La Real Orquesta Sinfónica de Sevilla (ROSS) vuelve a mirar el calendario con intención. El Concierto del Día de la Mujer no será un gesto simbólico más, sino una cita concreta dentro de su Ciclo de Cámara: el octavo concierto de la temporada, programado para el 1 de marzo de 2026, a las 12.00 horas, en el Espacio Turina. La propuesta llega con un título explícito —Cámara 08: Día de la Mujer— y con una idea que se entiende a la primera: poner en primer plano a las músicas que sostienen la vida artística de la orquesta desde dentro.
El formato elegido también es una declaración. No es una gran sinfonía con toda la plantilla, sino música de cámara, el lugar donde la excelencia se ve de cerca. Donde cada respiración cuenta, donde el sonido no se esconde y donde la complicidad es casi una obligación. En ese contexto, el Concierto del Día de la Mujer se apoya en una agrupación formada por siete profesoras de la ROSS, siete intérpretes que, según subraya la propia orquesta, encarnan el papel esencial de la mujer en su vida musical.
Las siete profesoras de la ROSS que protagonizan el Concierto del Día de la Mujer
El elenco del Concierto del Día de la Mujer está compuesto por siete músicas de perfiles distintos, reunidas en una formación poco habitual por su riqueza de timbres. En las cuerdas, estarán las violinistas Alexa Farré Brandkamp y Uta Kerner, la violista Helena Torralba Porras y la violonchelista Luiza Nancu Chivulescu. A ese núcleo se suman la oboísta Sarah Roper, la trompetista Nuria Leyva Muñoz y la pianista Tatiana Postnikova.

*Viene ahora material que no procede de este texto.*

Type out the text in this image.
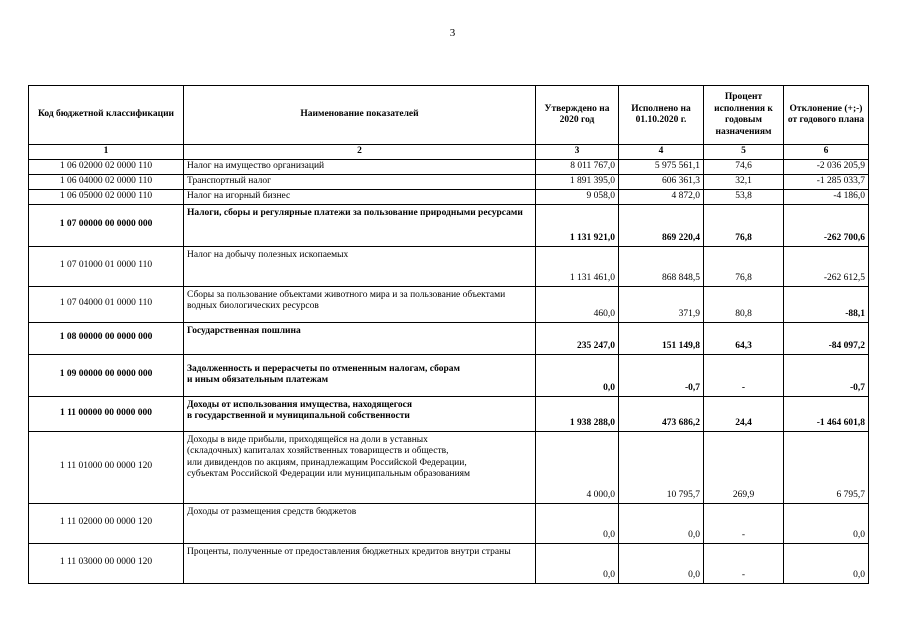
3
Код бюджетной классификации	Наименование показателей	Утверждено на 2020 год	Исполнено на 01.10.2020 г.	Процент исполнения к годовым назначениям	Отклонение (+;-) от годового плана
1	2	3	4	5	6
1 06 02000 02 0000 110	Налог на имущество организаций	8 011 767,0	5 975 561,1	74,6	-2 036 205,9
1 06 04000 02 0000 110	Транспортный налог	1 891 395,0	606 361,3	32,1	-1 285 033,7
1 06 05000 02 0000 110	Налог на игорный бизнес	9 058,0	4 872,0	53,8	-4 186,0
1 07 00000 00 0000 000	Налоги, сборы и регулярные платежи за пользование природными ресурсами	1 131 921,0	869 220,4	76,8	-262 700,6
1 07 01000 01 0000 110	Налог на добычу полезных ископаемых	1 131 461,0	868 848,5	76,8	-262 612,5
1 07 04000 01 0000 110	Сборы за пользование объектами животного мира и за пользование объектами водных биологических ресурсов	460,0	371,9	80,8	-88,1
1 08 00000 00 0000 000	Государственная пошлина	235 247,0	151 149,8	64,3	-84 097,2
1 09 00000 00 0000 000	Задолженность и перерасчеты по отмененным налогам, сборам
и иным обязательным платежам	0,0	-0,7	-	-0,7
1 11 00000 00 0000 000	Доходы от использования имущества, находящегося
в государственной и муниципальной собственности	1 938 288,0	473 686,2	24,4	-1 464 601,8
1 11 01000 00 0000 120	Доходы в виде прибыли, приходящейся на доли в уставных
(складочных) капиталах хозяйственных товариществ и обществ,
или дивидендов по акциям, принадлежащим Российской Федерации,
субъектам Российской Федерации или муниципальным образованиям	4 000,0	10 795,7	269,9	6 795,7
1 11 02000 00 0000 120	Доходы от размещения средств бюджетов	0,0	0,0	-	0,0
1 11 03000 00 0000 120	Проценты, полученные от предоставления бюджетных кредитов внутри страны	0,0	0,0	-	0,0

La selección no funciona como una lista de nombres, sino como un mapa de colores sonoros. Dos violines, viola y violonchelo construyen el tejido. El oboe se cuela como voz narrativa, capaz de cantar y de tensar. La trompeta aporta brillo y carácter, y el piano da estructura, pulso y armonía. El Concierto del Día de la Mujer se articula, así, como un escaparate de virtuosismo discreto: el que se demuestra tocando, no anunciándolo.
Un programa con firma femenina: tres compositoras de los siglos XX y XXI
La ROSS ha planteado el Concierto del Día de la Mujer como una doble reivindicación: visibilizar el talento de sus profesoras y, además, celebrar la creación musical escrita por mujeres. El programa reúne tres obras de compositoras de los siglos XX y XXI, lo que permite trazar un arco entre tradición moderna y lenguaje contemporáneo.
La primera pieza es el Quinteto para oboe y cuerda de Elizabeth Maconchy, una compositora británica asociada a un estilo intenso y de arquitectura sólida. La música de Maconchy no busca el adorno: tiende a la claridad estructural y a un dramatismo contenido que exige precisión y escucha interna. En un concierto de cámara, esa exigencia se vuelve aún más evidente, porque cada línea se percibe sin filtros.
A continuación sonará Carrot Revolution, para cuarteto de cuerda, de Gabriella Smith, una obra que introduce una energía distinta: más rítmica, más vibrante, con una escritura que mira al presente y dialoga con imaginarios de la naturaleza y con la actualidad sonora. Dentro del Concierto del Día de la Mujer, esta pieza actúa como cambio de temperatura: del nervio estructural a una contemporaneidad más física y luminosa.
El programa se completa con el Sexteto para oboe, trompeta, violín, viola, violonchelo y piano de Grace Williams, una partitura que destaca por su riqueza tímbrica y su carácter expansivo. La instrumentación, poco frecuente, es parte del atractivo: obliga a pensar la música como mezcla de colores y equilibrios. Lirismo y brillantez conviven aquí en una formación que, cuando funciona, suena a laboratorio sonoro.
Por qué este Concierto del Día de la Mujer importa dentro de la ROSS
La orquesta enmarca este Concierto del Día de la Mujer como una reafirmación de su compromiso con la igualdad y con la visibilización del talento femenino. Pero, más allá del enunciado, la fuerza está en la forma: el protagonismo no se delega. Lo asumen sus propias profesoras, que sostienen el día a día artístico de la ROSS y que aquí se sitúan en el centro del escenario, sin intermediarios.
También hay algo significativo en la elección del repertorio: tres compositoras, tres lenguajes, tres épocas cercanas. El mensaje no es “hubo mujeres”, sino “hay música de mujeres que merece estar aquí, ahora, y con esta seriedad”. Y eso, en la cultura, es una diferencia grande.

En un momento en el que la conversación sobre representación suele quedarse en el titular, el Concierto del Día de la Mujer propone otra cosa: una experiencia. Un concierto de mediodía, en un espacio que favorece la cercanía, con un programa pensado para escuchar con atención y salir con la sensación de haber descubierto algo.